Below is a news summary by Christopher Westrich, an Entertainment Management student at Missouri State University.
(from Sports Business Journal, April 23, 2012)The Sprint Center, an arena located in Kansas City, Missouri, has just had a new mobile application developed. Carbonhouse, a Charlotte tech firm, recently launched the app for the Sprint Center, which is managed by AEG Facilities. Carbonhouse is a leading developer of arena websites, and they also developed the website for the Sprint Center. The arena’s only main tenant is the Arena Football League’s Kansas City Command. The arena gets a lot of business through bringing in a wide array of event such as concerts, college basketball tournaments, ice-skating exhibitions, and many other events.
Mobile apps have been around in sports, however, the difference here is that usually major league teams and leagues have control over the app. Most of the information on the app pertains to that professional team, not the venue they play in. According to a Smartphone search for venue applications of arenas around the country, less than half a dozen big-league arenas have developed apps apart from their anchor tenant of an NBA or NHL team.
According to Brenda Tinnen, the Sprint Center’s General Manager and Senior Vice President, the mobile phone service provider and arena naming-rights holder Sprint, helped drive the need to develop an app for the five-year-old arena. Sprint signed a one-year presenting sponsorship for the app. Arena officials wouldn’t disclose the value but Sprint’s deal does cover the $7,000 investment.

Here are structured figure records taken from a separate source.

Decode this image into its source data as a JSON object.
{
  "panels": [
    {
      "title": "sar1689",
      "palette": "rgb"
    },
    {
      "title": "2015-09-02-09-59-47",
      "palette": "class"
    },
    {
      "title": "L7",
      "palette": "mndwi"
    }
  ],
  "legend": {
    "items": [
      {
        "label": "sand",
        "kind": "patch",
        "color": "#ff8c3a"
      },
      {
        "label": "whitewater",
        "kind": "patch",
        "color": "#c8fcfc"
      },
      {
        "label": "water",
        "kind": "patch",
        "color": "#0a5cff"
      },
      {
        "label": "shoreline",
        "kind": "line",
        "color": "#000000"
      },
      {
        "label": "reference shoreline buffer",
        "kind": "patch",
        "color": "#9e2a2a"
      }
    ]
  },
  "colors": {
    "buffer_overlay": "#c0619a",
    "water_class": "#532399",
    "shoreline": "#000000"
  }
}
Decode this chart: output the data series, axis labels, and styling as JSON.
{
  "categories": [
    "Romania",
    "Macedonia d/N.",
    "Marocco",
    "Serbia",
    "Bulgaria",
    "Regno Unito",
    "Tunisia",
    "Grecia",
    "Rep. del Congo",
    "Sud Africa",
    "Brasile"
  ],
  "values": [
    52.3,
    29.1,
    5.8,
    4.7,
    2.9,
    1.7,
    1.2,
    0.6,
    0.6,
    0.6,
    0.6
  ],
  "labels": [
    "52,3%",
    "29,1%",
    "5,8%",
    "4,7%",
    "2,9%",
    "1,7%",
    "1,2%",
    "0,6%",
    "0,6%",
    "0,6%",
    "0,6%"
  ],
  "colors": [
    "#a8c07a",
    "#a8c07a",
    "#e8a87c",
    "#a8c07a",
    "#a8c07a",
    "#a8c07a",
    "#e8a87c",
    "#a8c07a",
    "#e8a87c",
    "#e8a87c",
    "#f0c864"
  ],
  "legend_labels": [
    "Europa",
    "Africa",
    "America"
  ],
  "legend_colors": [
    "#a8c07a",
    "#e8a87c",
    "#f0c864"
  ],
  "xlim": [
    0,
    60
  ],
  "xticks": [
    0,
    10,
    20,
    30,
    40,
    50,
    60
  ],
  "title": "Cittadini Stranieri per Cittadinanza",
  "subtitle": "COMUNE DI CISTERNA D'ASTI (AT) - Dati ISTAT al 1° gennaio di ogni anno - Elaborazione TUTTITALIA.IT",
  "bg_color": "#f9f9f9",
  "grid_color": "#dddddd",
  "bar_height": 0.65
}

In return, the app lists all 34 Sprint phone stores in the greater Kansas City area and has Google Map directions to every location. The app runs on both iPhone iOS and Android software.
A benefit from the app is how projected revenue from sponsorships to selling tickets through it is expected to grow from $69,000 this year to $202,000 by 2014. The app connects ticket buyers to Axs, AEG’s new ticketing system. Sprint Center is AEG’s first venue to use the in-house ticketing platform. Carbonhouse designs apps to fit arena budgets and can develop them for as little as $1,000, said Brandon Lucas, one of the firm’s partners. On the other end, apps can run as high as $100,000, depending on the vendor and the level of sophistication. In the upcoming years, this is an industry that will continue to grow and one that venues will need to tap into to. Carbonhouse already has some competition in the industry and it is only going to become more intense.